SEB Asset Management analysiert die potenziellen Gesellschaften, in die es investiert, vorwiegend im Hinblick auf die Nachhaltigkeit der ausschüttbaren Dividende. Hierbei werden Unternehmen präferiert, die eine gesunde und konservative Bilanz aufweisen. Der sogenannte "LTV" (Loan to Value, also das Verhältnis der Hypotheken zum Verkehrswert der Immobilien) sollte keinesfalls höher als 50 Prozent sein. Hierdurch kann das Unternehmen unabhängig von der weiteren Zinsentwicklung solide operative Gewinne einfahren.

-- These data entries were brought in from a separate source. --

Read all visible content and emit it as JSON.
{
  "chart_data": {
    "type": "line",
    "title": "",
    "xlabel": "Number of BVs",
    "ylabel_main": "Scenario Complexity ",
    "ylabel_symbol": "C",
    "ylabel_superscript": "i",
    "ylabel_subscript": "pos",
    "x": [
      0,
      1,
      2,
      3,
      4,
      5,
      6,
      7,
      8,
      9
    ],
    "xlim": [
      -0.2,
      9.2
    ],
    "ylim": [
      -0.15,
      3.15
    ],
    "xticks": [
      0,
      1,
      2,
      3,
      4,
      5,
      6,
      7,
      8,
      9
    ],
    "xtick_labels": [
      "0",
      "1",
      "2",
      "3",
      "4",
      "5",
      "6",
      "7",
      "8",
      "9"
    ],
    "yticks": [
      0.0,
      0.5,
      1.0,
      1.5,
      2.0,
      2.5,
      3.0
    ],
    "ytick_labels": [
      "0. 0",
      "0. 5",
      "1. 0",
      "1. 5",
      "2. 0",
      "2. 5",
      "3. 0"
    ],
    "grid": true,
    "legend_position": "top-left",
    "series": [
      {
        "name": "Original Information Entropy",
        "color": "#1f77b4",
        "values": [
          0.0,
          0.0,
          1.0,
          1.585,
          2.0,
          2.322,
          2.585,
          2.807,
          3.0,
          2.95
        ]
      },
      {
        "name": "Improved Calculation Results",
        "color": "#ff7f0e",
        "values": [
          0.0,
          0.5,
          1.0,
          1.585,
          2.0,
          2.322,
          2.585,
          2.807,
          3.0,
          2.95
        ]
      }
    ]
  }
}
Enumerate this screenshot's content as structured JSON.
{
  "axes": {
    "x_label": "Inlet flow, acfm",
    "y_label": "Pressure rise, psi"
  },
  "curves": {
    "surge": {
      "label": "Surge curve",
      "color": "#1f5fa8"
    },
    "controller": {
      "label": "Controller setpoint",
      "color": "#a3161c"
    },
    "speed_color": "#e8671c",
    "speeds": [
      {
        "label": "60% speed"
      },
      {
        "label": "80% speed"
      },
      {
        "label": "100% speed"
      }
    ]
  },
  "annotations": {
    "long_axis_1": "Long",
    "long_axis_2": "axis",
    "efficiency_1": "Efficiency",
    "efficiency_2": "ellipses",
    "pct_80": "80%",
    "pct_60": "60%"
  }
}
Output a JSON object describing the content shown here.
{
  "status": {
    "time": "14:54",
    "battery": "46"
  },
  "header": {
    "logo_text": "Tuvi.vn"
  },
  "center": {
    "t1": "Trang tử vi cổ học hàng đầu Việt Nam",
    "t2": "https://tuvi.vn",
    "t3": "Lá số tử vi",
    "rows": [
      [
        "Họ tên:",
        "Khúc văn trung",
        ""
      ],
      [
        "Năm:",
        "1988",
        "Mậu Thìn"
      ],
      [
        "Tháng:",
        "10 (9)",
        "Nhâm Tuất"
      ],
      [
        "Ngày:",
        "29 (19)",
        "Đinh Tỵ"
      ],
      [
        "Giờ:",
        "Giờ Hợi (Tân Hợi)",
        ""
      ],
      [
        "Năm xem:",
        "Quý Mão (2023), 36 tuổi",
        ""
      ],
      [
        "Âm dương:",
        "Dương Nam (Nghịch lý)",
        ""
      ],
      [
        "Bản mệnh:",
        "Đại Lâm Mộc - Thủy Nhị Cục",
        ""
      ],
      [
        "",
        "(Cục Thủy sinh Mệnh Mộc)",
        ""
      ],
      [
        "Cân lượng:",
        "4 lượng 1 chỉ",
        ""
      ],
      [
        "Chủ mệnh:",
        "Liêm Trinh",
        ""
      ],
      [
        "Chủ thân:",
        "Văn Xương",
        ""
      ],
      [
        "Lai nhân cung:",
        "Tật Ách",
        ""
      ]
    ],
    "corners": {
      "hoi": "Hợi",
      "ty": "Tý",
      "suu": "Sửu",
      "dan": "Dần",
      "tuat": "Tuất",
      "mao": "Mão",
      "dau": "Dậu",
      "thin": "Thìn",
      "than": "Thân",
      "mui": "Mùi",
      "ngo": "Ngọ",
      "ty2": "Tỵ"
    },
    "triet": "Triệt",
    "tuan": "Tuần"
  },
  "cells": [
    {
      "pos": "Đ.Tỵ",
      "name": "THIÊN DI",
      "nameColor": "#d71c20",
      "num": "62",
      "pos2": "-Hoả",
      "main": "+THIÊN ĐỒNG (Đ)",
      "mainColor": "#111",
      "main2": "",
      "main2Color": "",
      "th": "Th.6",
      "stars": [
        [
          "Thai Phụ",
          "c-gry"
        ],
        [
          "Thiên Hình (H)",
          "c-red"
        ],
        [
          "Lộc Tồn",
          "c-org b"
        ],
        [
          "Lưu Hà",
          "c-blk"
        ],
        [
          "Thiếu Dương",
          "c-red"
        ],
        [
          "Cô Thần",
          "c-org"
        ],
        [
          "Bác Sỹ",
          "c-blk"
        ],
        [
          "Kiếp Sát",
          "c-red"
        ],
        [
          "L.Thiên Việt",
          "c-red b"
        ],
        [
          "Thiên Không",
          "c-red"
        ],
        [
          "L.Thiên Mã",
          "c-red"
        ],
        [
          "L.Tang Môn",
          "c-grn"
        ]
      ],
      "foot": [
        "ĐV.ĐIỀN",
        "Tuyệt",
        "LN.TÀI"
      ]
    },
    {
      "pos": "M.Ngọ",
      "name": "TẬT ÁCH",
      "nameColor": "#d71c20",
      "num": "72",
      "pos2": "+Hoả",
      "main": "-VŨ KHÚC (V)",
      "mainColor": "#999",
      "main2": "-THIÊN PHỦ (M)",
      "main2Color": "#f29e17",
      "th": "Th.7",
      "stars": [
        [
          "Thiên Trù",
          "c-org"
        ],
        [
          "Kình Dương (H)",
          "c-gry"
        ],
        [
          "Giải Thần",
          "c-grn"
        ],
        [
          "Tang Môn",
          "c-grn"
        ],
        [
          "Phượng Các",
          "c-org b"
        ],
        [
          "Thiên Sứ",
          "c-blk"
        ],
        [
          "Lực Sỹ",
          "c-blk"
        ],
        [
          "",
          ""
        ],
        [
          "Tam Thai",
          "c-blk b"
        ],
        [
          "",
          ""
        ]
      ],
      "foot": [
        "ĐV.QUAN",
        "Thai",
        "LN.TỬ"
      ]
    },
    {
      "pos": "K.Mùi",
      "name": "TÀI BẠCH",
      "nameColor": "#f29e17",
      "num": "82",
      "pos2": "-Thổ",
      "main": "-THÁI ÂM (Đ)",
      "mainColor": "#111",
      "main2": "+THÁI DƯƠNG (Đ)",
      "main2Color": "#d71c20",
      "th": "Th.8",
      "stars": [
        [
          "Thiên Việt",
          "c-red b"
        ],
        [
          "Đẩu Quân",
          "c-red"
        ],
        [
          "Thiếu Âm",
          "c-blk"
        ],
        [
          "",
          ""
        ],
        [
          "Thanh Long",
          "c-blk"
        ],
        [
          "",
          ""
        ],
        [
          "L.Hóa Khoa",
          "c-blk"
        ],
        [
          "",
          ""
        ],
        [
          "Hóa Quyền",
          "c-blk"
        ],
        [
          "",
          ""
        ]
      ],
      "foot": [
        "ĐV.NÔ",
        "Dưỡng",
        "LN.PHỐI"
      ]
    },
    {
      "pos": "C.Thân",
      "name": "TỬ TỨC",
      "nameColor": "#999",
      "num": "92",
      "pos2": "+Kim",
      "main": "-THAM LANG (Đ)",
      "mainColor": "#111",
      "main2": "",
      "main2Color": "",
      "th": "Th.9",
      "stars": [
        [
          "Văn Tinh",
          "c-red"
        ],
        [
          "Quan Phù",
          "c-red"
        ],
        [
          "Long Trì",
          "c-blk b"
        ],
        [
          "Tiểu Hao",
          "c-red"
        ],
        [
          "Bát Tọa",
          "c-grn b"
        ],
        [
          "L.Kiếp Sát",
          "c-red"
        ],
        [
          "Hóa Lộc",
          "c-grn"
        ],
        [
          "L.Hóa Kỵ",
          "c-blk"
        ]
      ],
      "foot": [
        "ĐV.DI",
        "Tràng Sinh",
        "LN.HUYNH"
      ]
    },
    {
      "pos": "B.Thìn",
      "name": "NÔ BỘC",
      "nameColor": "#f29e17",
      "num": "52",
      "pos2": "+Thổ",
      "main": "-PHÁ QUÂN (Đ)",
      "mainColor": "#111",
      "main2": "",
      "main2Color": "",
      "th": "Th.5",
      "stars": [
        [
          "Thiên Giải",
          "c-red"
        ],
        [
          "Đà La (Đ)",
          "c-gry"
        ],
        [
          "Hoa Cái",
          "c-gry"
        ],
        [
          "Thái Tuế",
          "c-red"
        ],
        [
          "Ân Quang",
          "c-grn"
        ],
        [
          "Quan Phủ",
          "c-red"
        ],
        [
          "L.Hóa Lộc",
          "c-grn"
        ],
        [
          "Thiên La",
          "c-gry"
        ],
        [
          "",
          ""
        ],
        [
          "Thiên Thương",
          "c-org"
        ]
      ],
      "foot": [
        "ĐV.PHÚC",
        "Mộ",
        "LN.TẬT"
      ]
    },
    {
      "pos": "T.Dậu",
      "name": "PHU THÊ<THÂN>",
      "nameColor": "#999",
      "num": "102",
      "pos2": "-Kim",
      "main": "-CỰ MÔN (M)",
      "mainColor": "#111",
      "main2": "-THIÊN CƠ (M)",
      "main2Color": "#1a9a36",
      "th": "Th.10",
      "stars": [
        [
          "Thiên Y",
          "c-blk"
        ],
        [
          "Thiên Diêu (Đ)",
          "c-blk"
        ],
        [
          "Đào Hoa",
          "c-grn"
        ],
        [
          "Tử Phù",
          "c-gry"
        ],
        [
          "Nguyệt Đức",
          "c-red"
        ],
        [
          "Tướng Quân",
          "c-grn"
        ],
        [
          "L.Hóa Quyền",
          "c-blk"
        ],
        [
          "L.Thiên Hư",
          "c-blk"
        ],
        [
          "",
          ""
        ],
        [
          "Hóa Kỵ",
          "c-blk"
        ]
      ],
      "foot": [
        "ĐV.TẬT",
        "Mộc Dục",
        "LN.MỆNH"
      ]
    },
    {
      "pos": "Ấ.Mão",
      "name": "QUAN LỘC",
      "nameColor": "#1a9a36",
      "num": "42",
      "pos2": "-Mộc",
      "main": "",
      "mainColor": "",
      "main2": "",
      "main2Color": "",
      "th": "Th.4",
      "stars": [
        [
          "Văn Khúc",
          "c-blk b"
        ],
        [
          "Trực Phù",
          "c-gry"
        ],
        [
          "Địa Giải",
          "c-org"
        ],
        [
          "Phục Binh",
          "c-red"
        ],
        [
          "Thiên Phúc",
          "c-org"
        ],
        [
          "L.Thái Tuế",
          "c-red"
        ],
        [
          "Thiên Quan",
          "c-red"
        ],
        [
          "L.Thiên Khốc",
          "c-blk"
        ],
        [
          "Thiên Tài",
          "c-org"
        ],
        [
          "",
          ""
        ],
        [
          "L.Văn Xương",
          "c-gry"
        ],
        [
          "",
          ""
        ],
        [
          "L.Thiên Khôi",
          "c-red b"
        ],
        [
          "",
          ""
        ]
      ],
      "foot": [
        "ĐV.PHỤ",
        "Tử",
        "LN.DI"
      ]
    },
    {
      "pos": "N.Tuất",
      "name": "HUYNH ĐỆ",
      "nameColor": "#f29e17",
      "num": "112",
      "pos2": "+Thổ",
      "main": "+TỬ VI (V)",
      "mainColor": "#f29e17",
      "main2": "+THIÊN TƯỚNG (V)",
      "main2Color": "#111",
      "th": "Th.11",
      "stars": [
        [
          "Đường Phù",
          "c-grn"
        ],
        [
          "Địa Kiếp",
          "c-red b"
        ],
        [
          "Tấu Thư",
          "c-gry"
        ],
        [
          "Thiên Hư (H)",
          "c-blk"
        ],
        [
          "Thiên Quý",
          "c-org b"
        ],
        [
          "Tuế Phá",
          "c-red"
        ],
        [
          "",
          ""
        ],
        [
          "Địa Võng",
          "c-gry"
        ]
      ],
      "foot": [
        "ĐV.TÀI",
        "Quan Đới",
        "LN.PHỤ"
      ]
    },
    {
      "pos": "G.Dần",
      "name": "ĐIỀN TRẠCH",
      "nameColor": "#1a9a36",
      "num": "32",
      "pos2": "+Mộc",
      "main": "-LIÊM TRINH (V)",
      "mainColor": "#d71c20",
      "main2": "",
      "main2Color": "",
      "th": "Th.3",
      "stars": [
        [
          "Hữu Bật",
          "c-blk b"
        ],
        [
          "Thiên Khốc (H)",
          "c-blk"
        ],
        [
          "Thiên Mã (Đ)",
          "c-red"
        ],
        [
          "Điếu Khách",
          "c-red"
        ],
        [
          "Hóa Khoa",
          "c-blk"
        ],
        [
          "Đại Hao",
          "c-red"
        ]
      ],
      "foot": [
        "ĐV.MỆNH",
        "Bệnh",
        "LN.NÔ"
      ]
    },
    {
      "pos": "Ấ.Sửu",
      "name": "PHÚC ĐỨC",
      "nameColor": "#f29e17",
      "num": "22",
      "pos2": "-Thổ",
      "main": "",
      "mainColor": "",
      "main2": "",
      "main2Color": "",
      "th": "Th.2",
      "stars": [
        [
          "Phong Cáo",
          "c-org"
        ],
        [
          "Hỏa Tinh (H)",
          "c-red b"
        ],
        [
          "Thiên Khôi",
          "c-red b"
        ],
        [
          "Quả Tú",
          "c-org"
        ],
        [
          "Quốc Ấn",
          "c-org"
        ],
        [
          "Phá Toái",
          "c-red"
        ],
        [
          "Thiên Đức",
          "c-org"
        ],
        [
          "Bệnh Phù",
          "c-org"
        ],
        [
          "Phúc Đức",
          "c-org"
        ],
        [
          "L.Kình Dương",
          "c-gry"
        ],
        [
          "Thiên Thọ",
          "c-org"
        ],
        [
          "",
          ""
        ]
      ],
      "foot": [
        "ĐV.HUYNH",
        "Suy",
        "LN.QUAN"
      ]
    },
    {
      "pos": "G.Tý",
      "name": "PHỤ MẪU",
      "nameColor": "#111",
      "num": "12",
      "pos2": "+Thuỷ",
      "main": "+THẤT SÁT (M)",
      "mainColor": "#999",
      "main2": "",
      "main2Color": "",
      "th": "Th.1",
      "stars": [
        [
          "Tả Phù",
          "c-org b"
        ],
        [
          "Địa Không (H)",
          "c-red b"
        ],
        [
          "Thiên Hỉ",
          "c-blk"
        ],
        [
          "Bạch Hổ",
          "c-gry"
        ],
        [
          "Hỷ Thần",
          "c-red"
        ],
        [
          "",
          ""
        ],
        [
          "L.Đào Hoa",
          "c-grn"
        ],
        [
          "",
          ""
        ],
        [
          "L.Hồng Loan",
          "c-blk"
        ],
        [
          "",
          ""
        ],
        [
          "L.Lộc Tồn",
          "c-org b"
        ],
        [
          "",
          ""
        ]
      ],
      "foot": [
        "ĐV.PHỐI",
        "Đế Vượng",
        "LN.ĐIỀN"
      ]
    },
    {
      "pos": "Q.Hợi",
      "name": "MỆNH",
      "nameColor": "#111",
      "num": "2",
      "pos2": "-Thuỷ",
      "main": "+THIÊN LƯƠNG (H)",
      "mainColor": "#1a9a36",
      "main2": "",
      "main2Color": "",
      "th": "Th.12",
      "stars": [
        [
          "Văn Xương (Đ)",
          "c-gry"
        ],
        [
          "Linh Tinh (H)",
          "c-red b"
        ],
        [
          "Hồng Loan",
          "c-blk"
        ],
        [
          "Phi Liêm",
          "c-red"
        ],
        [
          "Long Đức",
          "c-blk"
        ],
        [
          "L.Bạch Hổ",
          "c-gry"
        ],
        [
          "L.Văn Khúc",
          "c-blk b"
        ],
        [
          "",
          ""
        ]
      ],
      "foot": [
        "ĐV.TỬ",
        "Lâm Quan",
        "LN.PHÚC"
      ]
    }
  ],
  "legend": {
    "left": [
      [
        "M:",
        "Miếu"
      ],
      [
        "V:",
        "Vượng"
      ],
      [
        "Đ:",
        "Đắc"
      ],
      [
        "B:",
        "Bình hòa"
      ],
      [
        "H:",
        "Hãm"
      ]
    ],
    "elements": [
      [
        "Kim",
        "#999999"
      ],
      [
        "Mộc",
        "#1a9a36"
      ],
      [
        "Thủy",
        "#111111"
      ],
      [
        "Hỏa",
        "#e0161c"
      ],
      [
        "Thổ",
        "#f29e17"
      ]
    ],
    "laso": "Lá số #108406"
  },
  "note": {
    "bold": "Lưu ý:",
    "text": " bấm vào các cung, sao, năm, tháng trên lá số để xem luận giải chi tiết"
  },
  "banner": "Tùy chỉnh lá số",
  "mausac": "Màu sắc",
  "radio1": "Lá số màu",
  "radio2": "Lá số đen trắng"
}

Einhergehend damit sind Fremdfinanzierungsausläufe gleichmäßig über die kommenden Jahre zu verteilen, damit es nicht zu unternehmensgefährdenden Refinanzierungsproblemen kommen kann, sollten Banken wieder einmal in einer Krise stecken.

Je konkreter die Daten bei der Analyse der Gesellschaften, desto besser für die Berechnung möglicher Kursziele für den Investor. Hierbei gehen nicht selten die Meinungen von Vorstand und Investor auseinander. Während manche Chief Executive Officer der Ansicht sind, sie seien in der Lage sowohl Miet- als auch Zinszyklen zu spielen und danach ihre Mietausläufe und Refinanzierungen zu optimieren, verringert dies jedoch die Prognosefähigkeit für den externen Investor. Seine Anforderung ist vielmehr ein möglichst hoher Anteil fixer Zinsen - insbesondere im derzeitigen Zinsumfeld - sowie eine Vollvermietung ohne strategischen Leerstand.

Verantwortliches Investieren

Institutionelle Investoren werden sich mehr und mehr ihrer gesellschaftlichen Verantwortung bewusst. Sie stellen Unternehmen Kapital zu deren Wachstum zur Verfügung. Immobilienbesitz und -nutzung gehen mit einem großen Ressourceneinsatz und -verbrauch einher. Mehr und mehr werden Stimmen laut, die eine Integration von SRI 1)- und ESG 2)-Kriterien in den Managementansatz sowie deren Nachweis in Form von Nachhaltigkeitsberichten fordern.

Schaut man sich die Situation außerhalb der etablierten Märkte an, so gibt es noch größere Unterschiede sowohl bei den Corporate-Governance-Strukturen als auch beim Umgang mit Nachhaltigkeitsthemen. Insbesondere in Asien lässt sich jedoch sehr gut erkennen, dass diejenigen Immobiliengesellschaften und REITs, die im Interesse ihrer Investoren handeln, kontinuierlichere Kurssteigerungen aufweisen, als diejenigen, die hier noch Nachholbedarf haben. Asien ist ein Wachstumsmarkt, neues Kapital ist für Immobilienunternehmen unersetzlich für weiteres Wachstum. Es ist nur eine Frage der Zeit, bis der in den etablierten Märkten entwickelte Stand erreicht wird.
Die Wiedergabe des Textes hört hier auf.